Moles of A consumed = (initial moles of A) - [ (moles of B at equilibrium) / 2 ]
= (5.6 x 10^(-6) mol) - [ (4.8 x 10^(-5) mol) / 2 ]
= 5.6 x 10^(-6) mol - 2.4 x 10^(-5) mol
= -1.84 x 10^(-5) mol (negative sign indicates consumption)
Moles of C produced = (moles of B at equilibrium) * 3
= (4.8 x 10^(-5) mol) * 3
= 1.44 x 10^(-4) mol
Now, let's calculate the concentrations at equilibrium, knowing that the total volume is 200 mL.

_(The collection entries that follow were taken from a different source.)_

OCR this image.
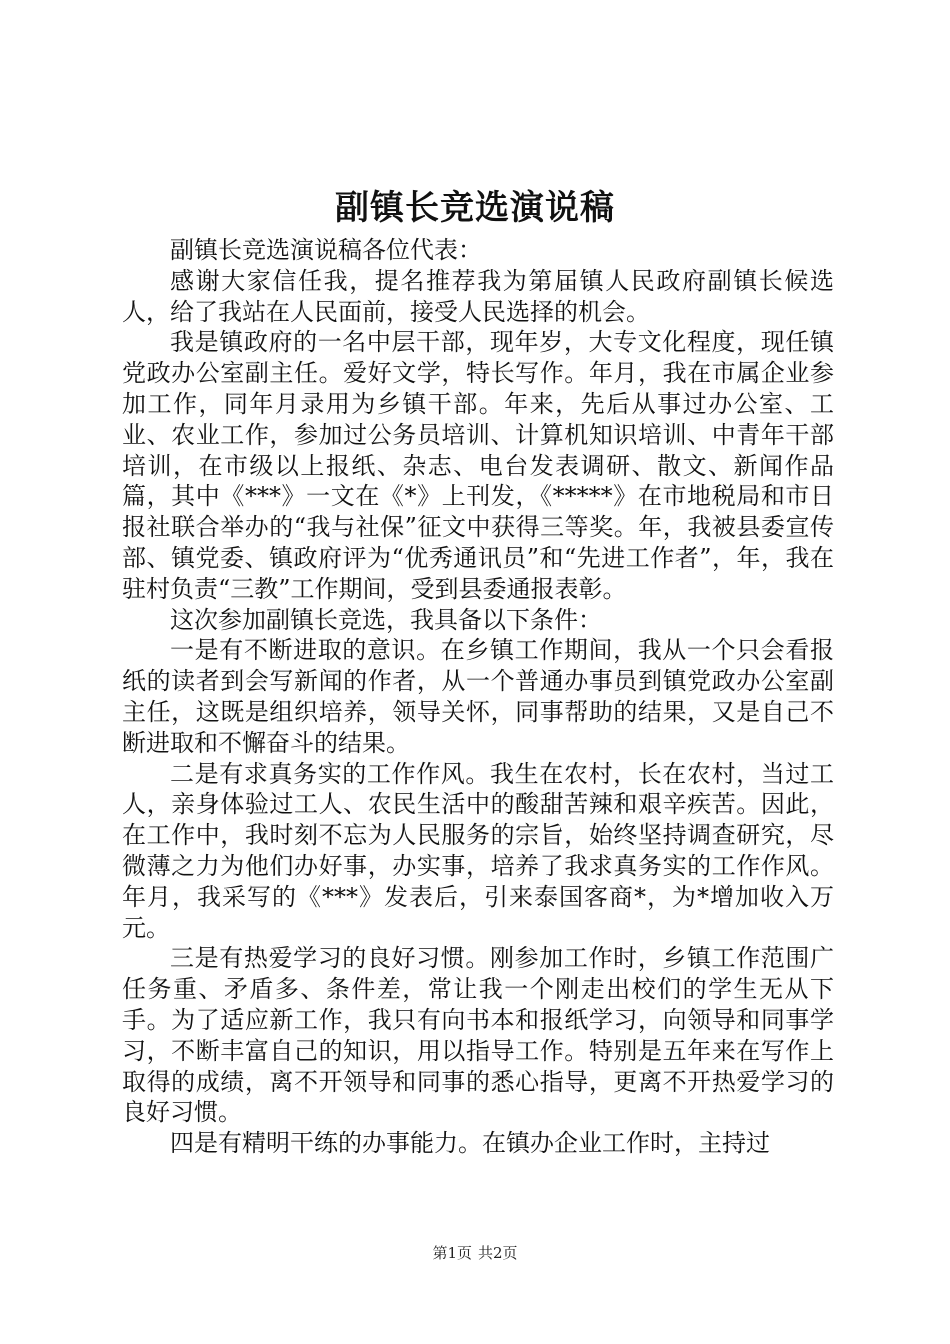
副镇长竞选演说稿

副镇长竞选演说稿各位代表：

感谢大家信任我，提名推荐我为第届镇人民政府副镇长候选人，给了我站在人民面前，接受人民选择的机会。

我是镇政府的一名中层干部，现年岁，大专文化程度，现任镇党政办公室副主任。爱好文学，特长写作。年月，我在市属企业参加工作，同年月录用为乡镇干部。年来，先后从事过办公室、工业、农业工作，参加过公务员培训、计算机知识培训、中青年干部培训，在市级以上报纸、杂志、电台发表调研、散文、新闻作品篇，其中《***》一文在《*》上刊发，《*****》在市地税局和市日报社联合举办的“我与社保”征文中获得三等奖。年，我被县委宣传部、镇党委、镇政府评为“优秀通讯员”和“先进工作者”，年，我在驻村负责“三教”工作期间，受到县委通报表彰。

这次参加副镇长竞选，我具备以下条件：

一是有不断进取的意识。在乡镇工作期间，我从一个只会看报纸的读者到会写新闻的作者，从一个普通办事员到镇党政办公室副主任，这既是组织培养，领导关怀，同事帮助的结果，又是自己不断进取和不懈奋斗的结果。

二是有求真务实的工作作风。我生在农村，长在农村，当过工人，亲身体验过工人、农民生活中的酸甜苦辣和艰辛疾苦。因此，在工作中，我时刻不忘为人民服务的宗旨，始终坚持调查研究，尽微薄之力为他们办好事，办实事，培养了我求真务实的工作作风。年月，我采写的《***》发表后，引来泰国客商*，为*增加收入万元。

三是有热爱学习的良好习惯。刚参加工作时，乡镇工作范围广任务重、矛盾多、条件差，常让我一个刚走出校们的学生无从下手。为了适应新工作，我只有向书本和报纸学习，向领导和同事学习，不断丰富自己的知识，用以指导工作。特别是五年来在写作上取得的成绩，离不开领导和同事的悉心指导，更离不开热爱学习的良好习惯。

四是有精明干练的办事能力。在镇办企业工作时，主持过

第1页 共2页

Concentration of A at equilibrium (C_A) = (moles of A at equilibrium) / (total volume)
= (-1.84 x 10^(-5) mol) / (0.2 L)
= -9.2 x 10^(-5) mol/L (negative sign indicates consumption)
Concentration of B at equilibrium (C_B) = (moles of B at equilibrium) / (total volume)
= (4.8 x 10^(-5) mol) / (0.2 L)
= 2.4 x 10^(-4) mol/L
Concentration of C at equilibrium (C_C) = (moles of C at equilibrium) / (total volume)
= (1.44 x 10^(-4) mol) / (0.2 L)
= 7.2 x 10^(-4) mol/L
Now we can write the equilibrium constant expression (Kc):
Kc = (C_C)^3 / (C_A)^2 * (C_B)
= (7.2 x 10^(-4))^3 / (-9.2 x 10^(-5))^2 * (2.4 x 10^(-4))
= 419.37
Therefore, the value of the equilibrium constant (Kc) is approximately 419.37.